FORT BENNING, Ga., (Aug. 19, 2015) -- Maneuver leaders from across Fort Benning came together for this year's fourth Azimuth Check, a quarterly conference for command teams and directors of the Maneuver Center of Excellence on Aug. 13.
The objective of this Azimuth Check was to discuss the progress of the MCoE's campaign plan, which embodies the organizational culture of excellence.
The campaign's vision states that the MCoE must operate in three time zones simultaneously - here and now, the future and always - to create Soldiers who are smart, fast, lethal and precise.
To begin the conference Maj. Gen. Scott Miller, commanding general of the MCoE, put emphasis on the four lines of effort from the campaign plan.
The first line of effort, Miller said, is to understand and describe future maneuver. That includes collaboratively developing the movement and maneuver concept, integrating and collaborating across all Army war fighting challenges, and informing material and concept development through experimentation.
Describing the future maneuver force is complicated and hard work, but leaders must take ownership, organize for purpose and ensure interoperability across the force. This work is complicated by the fact that the future is unknown and unknowable, this requires our leaders to work together as a team to develop concepts and experiment with those concepts to make sure we define the future the best way we can, Miler said.
"Each of you guys pay attention to it, contribute to it and quite frankly start to own it, because it is your future," Miller said.
The second line of effort on the MCoE's campaign is leader, Soldier and civilian development. It includes collaboratively developing the Maneuver Leader Development Strategy with the operational force, optimizing human performance -physically and cognitively- and improving and optimizing training infrastructure.
"Leader development, that's our business," Miller said. "In addition to providing initial entry training for our Infantry, Armor and Cavalry, we are the home for maneuver leader training, there is no higher requirement for us to get this training right."
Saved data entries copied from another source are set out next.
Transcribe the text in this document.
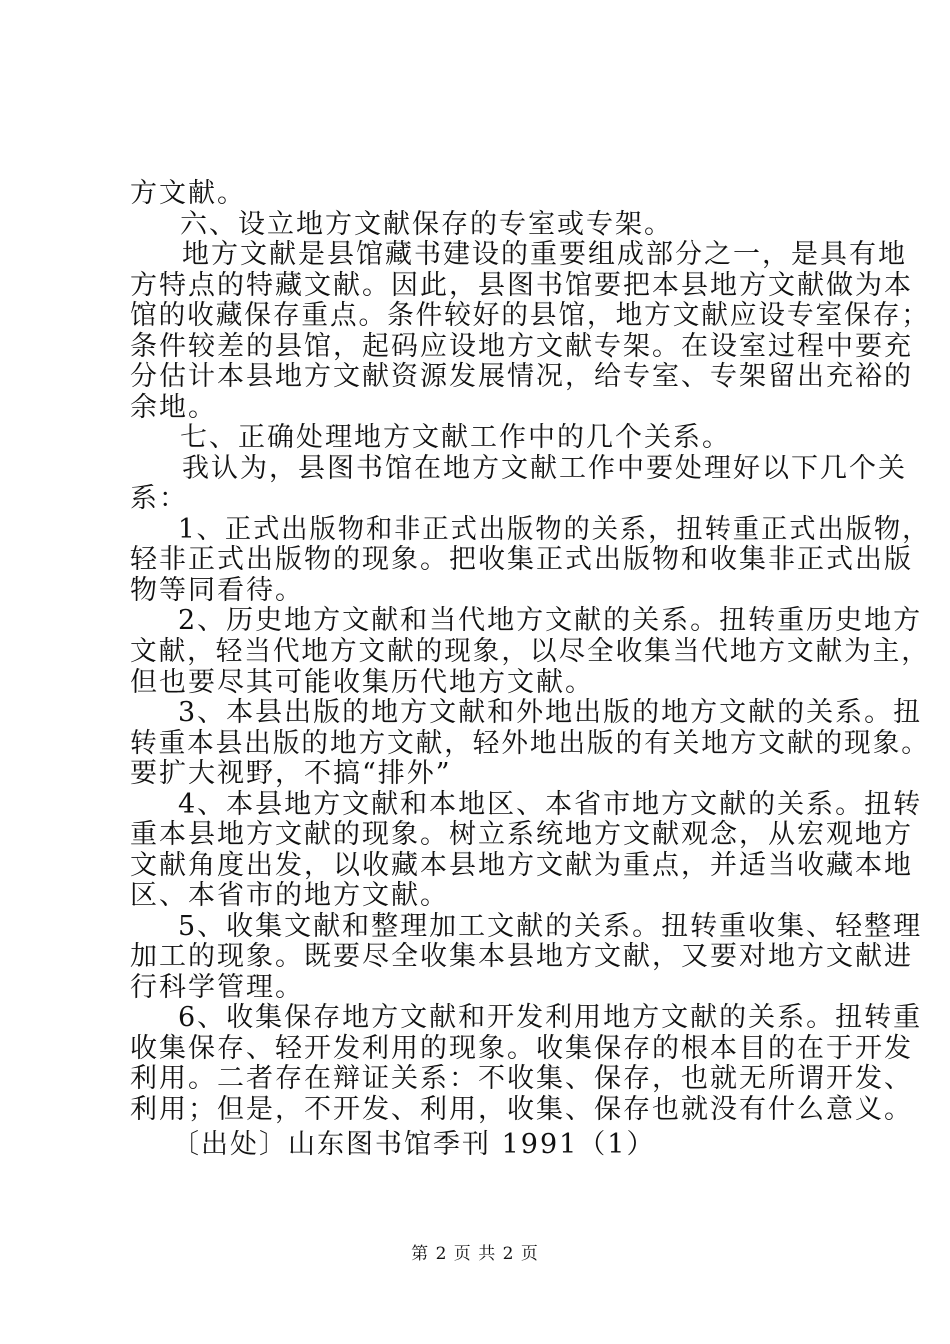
方文献。
六、设立地方文献保存的专室或专架。
地方文献是县馆藏书建设的重要组成部分之一，是具有地
方特点的特藏文献。因此，县图书馆要把本县地方文献做为本
馆的收藏保存重点。条件较好的县馆，地方文献应设专室保存；
条件较差的县馆，起码应设地方文献专架。在设室过程中要充
分估计本县地方文献资源发展情况，给专室、专架留出充裕的
余地。
七、正确处理地方文献工作中的几个关系。
我认为，县图书馆在地方文献工作中要处理好以下几个关
系：
1、正式出版物和非正式出版物的关系，扭转重正式出版物，
轻非正式出版物的现象。把收集正式出版物和收集非正式出版
物等同看待。
2、历史地方文献和当代地方文献的关系。扭转重历史地方
文献，轻当代地方文献的现象，以尽全收集当代地方文献为主，
但也要尽其可能收集历代地方文献。
3、本县出版的地方文献和外地出版的地方文献的关系。扭
转重本县出版的地方文献，轻外地出版的有关地方文献的现象。
要扩大视野，不搞“排外”
4、本县地方文献和本地区、本省市地方文献的关系。扭转
重本县地方文献的现象。树立系统地方文献观念，从宏观地方
文献角度出发，以收藏本县地方文献为重点，并适当收藏本地
区、本省市的地方文献。
5、收集文献和整理加工文献的关系。扭转重收集、轻整理
加工的现象。既要尽全收集本县地方文献，又要对地方文献进
行科学管理。
6、收集保存地方文献和开发利用地方文献的关系。扭转重
收集保存、轻开发利用的现象。收集保存的根本目的在于开发
利用。二者存在辩证关系：不收集、保存，也就无所谓开发、
利用；但是，不开发、利用，收集、保存也就没有什么意义。
〔出处〕山东图书馆季刊 1991（1）
第 2 页 共 2 页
Leader development, Miller said, means assessing people, making sure you're setting people up for success and sometimes making hard calls.
"It's counseling. It's interaction. It's routine interaction, but it's the most important thing we're going to do," he said.
Miller also talked about the third line of action, identify and master the fundamentals. That includes rapidly adapting courses to focus on mastery, increasing lethality - shoot, move, communicate and survive - and developing world class instructors and cadre.
Miller said physical fitness is one of the most important fundamentals of maneuver leadership.
"Maneuver leaders need to be physically fit," he said. "If it's not you who is going to set the example for the United States Army, who is it? Our maneuver Soldiers and leaders must possess the ability to physically and cognitively out maneuver our adversaries. That ability begins here with our leader development and training."
Miller said the MCoE should work to develop expert marksmanship.
"I'm talking about carbines. I'm talking about tanks. I think we ought to have a level of proficiency that gives them a certain amount of credibility," he said. "Expert is what we ought to be shooting for. If it's less than expert, let's figure out what we're doing wrong."
Maneuver leaders should also be able to issue an order, Miller said.
"I think they should be able to issue a meaningful order, that has a meaningful outcome," he said.
Miller told commanders they should take ownership of their plans for the maneuver culture.
"Own the problem. Own what you're doing. Once you start doing that, you start building excellence," he said.
Miller also spoke about the fourth line of effort, care of Soldiers, Family, and community outreach, which includes providing a safe environment to live and train, promoting resiliency across the community and staying connected through community outreach.
MCoE Command Sgt. Maj. Timothy Metheny discussed individual MCoE achievements of the last quarter.
He praised recent excellence, including instructors who recently won an international high frequency radio communications competition, the MCoE musicians who recently won Best Small Band in the Army, the reserve component retention NCO who won Career Counselor of the Year, the active component career counselor who won second place in the Career Counselor of the Year competition, the military working dog team, Sgt. Daniel Jackson and military working dog Staff Sgt. Bbailey, who recently won first place at the Hawaiian Islands Working Dog Skills Challenge, winners of the Best Ranger Competition, the Armor School's 3rd Squadron, 16th Cavalry Regiment, winners of the Gainey Cup Competition; and Staff Sgt. Christopher Thompson, who recently won TRADOC NCO of the Year.
"What I'm telling you is the guidance is to be excellent, and we are excellent," Metheny said. "We're doing very well. We talk to a lot of senior officers across the Army who have their kids coming through Fort Benning and there is absolutely nothing but positive feedback."
Metheny said the Azimuth checks have matured into open conversations among MCoE leaders.
"Every initiative that we took, I saw ownership on. I saw passion. That's good ... I'm very excited about what I heard today. There are some awesome initiatives going on at the Maneuver Center," Metheny said.
Miller said the Azimuth checks have improved communication and collaboration.
"You guys are talking to each other. There's a sense of (team) tackling a problem," Miller said.